Incorporation is the creation of a corporation which is a separate legal entity. This entity can have its own assets, debt, revenues, and expenses. A corporation may limit the legal liability of the corporation’s assets. In contrast, an individual who is not incorporated would run their business as an individual, with all net income on their personal tax return. An unincorporated individual would hold assets and liabilities personally.
What are some Benefits of Incorporating?
Tax Deferral – Low Corporation Tax Rate
The combined corporate tax rate of Canadian resident corporations in BC with net income of $500,000 or less, has been lower than 12 percent for years, at the time of writing. In contrast, an unincorporated individual would be taxed at graduated rates closing in on 50 percent for income in excess of $200,000. There is a significant difference in income tax rates at the corporate level versus the personal level.
Hence, for the individual whose earnings exceed individual expenditures, a tax deferral strategy via a corporation is ideal. The low corporate tax rate leaves more funds for the corporation to invest.
There is one caveat. A corporation can earn up to $50,000 of investment income in the prior year with no impact on the small business deduction. But, for every dollar of passive income over that amount, $5 of the deduction is lost. That means once passive income exceeds $150,000, the corporation loses the small business deduction entirely. However, investment income could be reduced at a corporate level through additional tax sheltering strategies.
Incorporating may allow you to take advantage of income splitting opportunities. There are two main approaches to income splitting:
- Dividends: By having lower income adult family members as shareholders, the incorporated business can pay them dividends to take advantage of their lower marginal tax rates (sometimes referred to as “dividend sprinkling”). Starting in 2018, dividends paid to related shareholders were subjected to a reasonability test although there are certain exemptions (e.g. paid to the spouse of a shareholder that is aged 65 or over, and family members aged 18 or over who work at least 20 hours a week in the year or any past five years ). Dividends should not be paid to children under 18. The dividend would be taxed at the highest personal tax rate regardless of the child’s marginal tax rate.
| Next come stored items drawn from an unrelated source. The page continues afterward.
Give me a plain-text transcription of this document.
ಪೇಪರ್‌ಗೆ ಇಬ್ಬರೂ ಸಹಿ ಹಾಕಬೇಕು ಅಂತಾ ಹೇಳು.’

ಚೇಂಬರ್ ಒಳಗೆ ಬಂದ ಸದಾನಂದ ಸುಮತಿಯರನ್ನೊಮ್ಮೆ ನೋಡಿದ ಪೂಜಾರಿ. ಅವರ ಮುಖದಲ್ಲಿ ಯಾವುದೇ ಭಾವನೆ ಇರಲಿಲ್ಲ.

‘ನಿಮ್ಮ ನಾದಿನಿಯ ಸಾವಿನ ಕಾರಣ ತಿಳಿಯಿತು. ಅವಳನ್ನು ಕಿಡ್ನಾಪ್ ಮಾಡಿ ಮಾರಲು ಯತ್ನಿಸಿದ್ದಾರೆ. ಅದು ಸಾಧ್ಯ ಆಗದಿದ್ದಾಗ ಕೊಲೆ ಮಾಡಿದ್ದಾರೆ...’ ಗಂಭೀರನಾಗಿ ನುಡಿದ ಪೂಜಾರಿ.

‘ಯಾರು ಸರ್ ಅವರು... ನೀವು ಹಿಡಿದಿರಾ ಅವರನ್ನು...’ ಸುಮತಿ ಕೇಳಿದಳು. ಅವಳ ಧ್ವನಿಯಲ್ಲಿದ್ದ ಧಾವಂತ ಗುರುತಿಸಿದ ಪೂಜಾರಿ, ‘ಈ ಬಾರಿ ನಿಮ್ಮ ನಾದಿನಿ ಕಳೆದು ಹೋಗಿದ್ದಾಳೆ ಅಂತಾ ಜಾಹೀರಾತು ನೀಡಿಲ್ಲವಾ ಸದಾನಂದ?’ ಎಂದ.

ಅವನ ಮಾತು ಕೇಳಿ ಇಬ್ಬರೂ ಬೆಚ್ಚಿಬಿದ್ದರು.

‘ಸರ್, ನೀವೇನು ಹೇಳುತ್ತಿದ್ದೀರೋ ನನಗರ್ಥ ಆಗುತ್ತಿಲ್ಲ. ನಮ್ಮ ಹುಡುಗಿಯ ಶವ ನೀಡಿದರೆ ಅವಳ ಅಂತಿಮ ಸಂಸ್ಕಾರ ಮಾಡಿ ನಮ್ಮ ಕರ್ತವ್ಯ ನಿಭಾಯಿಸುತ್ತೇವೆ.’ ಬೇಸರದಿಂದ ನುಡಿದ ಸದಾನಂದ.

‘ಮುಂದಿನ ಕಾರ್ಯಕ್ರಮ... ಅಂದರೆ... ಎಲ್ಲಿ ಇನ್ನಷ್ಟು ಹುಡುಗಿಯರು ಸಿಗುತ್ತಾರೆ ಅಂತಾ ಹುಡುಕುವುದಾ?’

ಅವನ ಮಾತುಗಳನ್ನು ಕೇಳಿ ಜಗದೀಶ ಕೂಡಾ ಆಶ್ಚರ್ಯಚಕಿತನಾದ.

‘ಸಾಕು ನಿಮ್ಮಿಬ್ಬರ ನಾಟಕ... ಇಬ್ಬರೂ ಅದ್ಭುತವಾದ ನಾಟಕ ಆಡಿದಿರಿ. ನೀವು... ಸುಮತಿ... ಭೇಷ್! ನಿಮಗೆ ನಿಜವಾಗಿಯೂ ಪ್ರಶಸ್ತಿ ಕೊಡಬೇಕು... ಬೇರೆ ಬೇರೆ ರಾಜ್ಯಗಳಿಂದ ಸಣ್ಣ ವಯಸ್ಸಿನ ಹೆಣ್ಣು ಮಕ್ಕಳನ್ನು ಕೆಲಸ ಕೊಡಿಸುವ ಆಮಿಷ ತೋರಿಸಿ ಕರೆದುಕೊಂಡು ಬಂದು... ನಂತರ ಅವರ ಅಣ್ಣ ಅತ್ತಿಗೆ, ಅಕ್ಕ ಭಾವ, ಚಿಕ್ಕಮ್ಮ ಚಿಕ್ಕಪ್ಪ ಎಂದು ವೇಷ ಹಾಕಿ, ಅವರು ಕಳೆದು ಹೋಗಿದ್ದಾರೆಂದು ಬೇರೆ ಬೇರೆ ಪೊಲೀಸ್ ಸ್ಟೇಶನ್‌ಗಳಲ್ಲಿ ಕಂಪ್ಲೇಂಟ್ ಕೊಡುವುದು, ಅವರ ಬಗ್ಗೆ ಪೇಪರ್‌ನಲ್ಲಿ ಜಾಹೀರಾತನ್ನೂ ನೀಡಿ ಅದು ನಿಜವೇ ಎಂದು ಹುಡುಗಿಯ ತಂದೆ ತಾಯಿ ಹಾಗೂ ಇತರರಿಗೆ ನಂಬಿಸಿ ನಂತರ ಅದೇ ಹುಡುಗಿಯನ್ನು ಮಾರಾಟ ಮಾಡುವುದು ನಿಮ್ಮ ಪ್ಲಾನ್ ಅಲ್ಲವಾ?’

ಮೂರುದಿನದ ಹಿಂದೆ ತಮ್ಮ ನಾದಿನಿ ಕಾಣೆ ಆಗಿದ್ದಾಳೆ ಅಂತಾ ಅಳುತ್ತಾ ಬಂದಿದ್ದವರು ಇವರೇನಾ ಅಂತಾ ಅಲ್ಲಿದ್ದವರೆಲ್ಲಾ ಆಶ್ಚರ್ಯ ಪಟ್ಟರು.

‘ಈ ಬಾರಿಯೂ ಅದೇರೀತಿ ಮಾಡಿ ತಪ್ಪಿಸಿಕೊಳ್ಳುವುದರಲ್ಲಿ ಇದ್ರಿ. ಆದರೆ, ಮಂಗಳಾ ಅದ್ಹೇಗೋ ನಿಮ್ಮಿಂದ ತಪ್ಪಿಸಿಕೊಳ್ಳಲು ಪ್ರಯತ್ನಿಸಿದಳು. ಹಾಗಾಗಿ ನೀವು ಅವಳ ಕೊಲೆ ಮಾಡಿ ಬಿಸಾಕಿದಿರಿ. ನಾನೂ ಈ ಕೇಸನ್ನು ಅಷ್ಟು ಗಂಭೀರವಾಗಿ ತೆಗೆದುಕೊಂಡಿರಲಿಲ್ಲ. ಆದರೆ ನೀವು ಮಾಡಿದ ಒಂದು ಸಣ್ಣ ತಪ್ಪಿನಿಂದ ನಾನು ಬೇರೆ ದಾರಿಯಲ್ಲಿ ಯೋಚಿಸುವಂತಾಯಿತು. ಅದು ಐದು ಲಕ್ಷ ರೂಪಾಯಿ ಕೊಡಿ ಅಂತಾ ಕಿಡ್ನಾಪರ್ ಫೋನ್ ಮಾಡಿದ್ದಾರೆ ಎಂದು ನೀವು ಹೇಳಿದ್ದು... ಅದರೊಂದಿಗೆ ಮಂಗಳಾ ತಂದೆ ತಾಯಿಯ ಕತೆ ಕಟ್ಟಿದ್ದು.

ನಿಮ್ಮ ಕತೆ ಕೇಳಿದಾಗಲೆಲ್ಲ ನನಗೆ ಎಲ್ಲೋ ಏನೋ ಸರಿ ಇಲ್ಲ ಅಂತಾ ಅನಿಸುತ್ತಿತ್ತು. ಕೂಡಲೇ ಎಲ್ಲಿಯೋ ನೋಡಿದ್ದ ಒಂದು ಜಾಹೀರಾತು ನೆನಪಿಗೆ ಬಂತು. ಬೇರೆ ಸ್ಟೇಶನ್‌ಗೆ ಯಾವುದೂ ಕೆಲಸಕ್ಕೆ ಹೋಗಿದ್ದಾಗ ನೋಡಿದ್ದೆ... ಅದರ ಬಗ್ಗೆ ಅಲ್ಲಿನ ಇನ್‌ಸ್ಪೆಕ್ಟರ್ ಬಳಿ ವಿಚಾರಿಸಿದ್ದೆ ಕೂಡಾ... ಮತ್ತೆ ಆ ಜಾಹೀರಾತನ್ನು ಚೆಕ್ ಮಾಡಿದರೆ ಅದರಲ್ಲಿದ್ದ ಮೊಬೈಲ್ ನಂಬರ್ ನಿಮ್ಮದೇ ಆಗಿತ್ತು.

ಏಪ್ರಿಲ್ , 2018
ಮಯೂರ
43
- Salaries: An individual can pay a family member to perform work for the corporation. However, the Canada Revenue Agency (CRA) requires that the amount paid be reasonable for the work performed; this is defined to be the amount that would be paid to an unrelated person for the same work.
What are the Disadvantages of Incorporating?
Since a corporation is a separate legal entity, the complexity of tax compliance increases. As a result, there will be additional legal, accounting, and tax filing fees. An individual who is using all of his or her earnings – to pay debts, for example – would see little to no tax benefit from incorporation; in this case incorporation is an unnecessary expense. For many others however, the benefits of incorporation can considerably outweigh the costs.
Consider incorporating in order to take advantage of low corporate tax rates, thereby leaving you with more cash to invest through the corporation. Further, when you own a business, consider employing family members. Lastly, ask your tax and legal advisors about adding family members as shareholders of your corporation.